Russian television channel Zvezda announced Sunday that two of its journalists were being held in the southeastern Ukrainian city of Dnepropetrovsk.
According to a report posted Sunday on the channel's website, reporter Yevgeny Davydov and sound engineer Nikita Konashenkov were detained Saturday at a Ukrainian National Guard checkpoint near the village of Pokrovskoye before being moved to Dnepropetrovsk.
The Russian Foreign Ministry released a statement on its website on Saturday calling for the journalists' immediate release. The statement also berated Ukraine for its "gross violation of the rights of Russian media."
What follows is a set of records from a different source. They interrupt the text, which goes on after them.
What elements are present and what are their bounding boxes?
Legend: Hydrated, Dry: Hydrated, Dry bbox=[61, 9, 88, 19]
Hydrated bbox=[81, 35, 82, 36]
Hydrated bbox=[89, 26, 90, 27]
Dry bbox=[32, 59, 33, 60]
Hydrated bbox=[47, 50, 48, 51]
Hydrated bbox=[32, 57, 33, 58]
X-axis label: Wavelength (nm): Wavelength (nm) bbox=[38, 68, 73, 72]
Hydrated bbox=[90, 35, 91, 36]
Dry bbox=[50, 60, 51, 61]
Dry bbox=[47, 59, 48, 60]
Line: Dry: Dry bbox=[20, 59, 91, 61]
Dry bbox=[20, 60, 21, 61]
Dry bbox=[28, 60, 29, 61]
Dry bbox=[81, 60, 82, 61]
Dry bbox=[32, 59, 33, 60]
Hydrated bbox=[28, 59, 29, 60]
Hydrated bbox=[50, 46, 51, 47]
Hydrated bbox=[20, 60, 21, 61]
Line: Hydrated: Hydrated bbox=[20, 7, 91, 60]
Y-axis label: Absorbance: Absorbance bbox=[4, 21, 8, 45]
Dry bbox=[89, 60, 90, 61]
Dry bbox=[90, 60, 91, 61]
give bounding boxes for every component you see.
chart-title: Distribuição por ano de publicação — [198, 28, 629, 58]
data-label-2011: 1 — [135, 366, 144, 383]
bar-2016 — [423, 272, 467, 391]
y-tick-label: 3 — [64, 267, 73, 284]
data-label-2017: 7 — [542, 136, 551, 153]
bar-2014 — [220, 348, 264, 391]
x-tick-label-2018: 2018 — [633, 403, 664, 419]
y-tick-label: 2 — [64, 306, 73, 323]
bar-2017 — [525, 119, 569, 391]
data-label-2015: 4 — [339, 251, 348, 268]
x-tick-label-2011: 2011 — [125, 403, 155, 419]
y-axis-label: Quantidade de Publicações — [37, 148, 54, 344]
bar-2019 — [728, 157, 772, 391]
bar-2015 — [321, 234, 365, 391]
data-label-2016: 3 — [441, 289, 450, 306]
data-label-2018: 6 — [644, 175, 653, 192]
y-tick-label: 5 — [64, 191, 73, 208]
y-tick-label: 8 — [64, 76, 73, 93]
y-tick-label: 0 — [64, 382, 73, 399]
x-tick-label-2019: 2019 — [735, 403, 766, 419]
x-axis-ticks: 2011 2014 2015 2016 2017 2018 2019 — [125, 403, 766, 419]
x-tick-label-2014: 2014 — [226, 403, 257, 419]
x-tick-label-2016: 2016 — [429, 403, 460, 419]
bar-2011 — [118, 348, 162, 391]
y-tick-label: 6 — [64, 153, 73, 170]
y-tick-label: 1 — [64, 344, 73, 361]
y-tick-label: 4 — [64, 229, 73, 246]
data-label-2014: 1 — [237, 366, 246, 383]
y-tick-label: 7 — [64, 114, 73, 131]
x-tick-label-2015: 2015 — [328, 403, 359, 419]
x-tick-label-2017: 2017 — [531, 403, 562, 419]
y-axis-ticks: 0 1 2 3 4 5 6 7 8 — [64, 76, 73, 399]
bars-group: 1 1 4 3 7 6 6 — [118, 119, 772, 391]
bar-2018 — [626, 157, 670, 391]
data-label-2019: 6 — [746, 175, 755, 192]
The channel, which appealed to Ukrainian President Petro Poroshenko to have the journalists freed, said its two employees were "on an official business trip and were carrying all required documents, as well as plane tickets back to Moscow."
This latest detention marks the second incident involving Zvezda reporters in as many weeks in Ukraine. Two other Zvezda journalists, Andrei Sushenkov and Anton Malyshev, were detained in eastern Ukraine on June 6 before being released a few days later. The Ukrainian Security Service said the men had been detained on suspicion of having conducted surveillance at a border checkpoint in eastern Ukraine.
Ukraine ranks 127th out of 180 countries in Reporters Without Borders' 2014 World Press Freedom Index. Russia ranks 148th.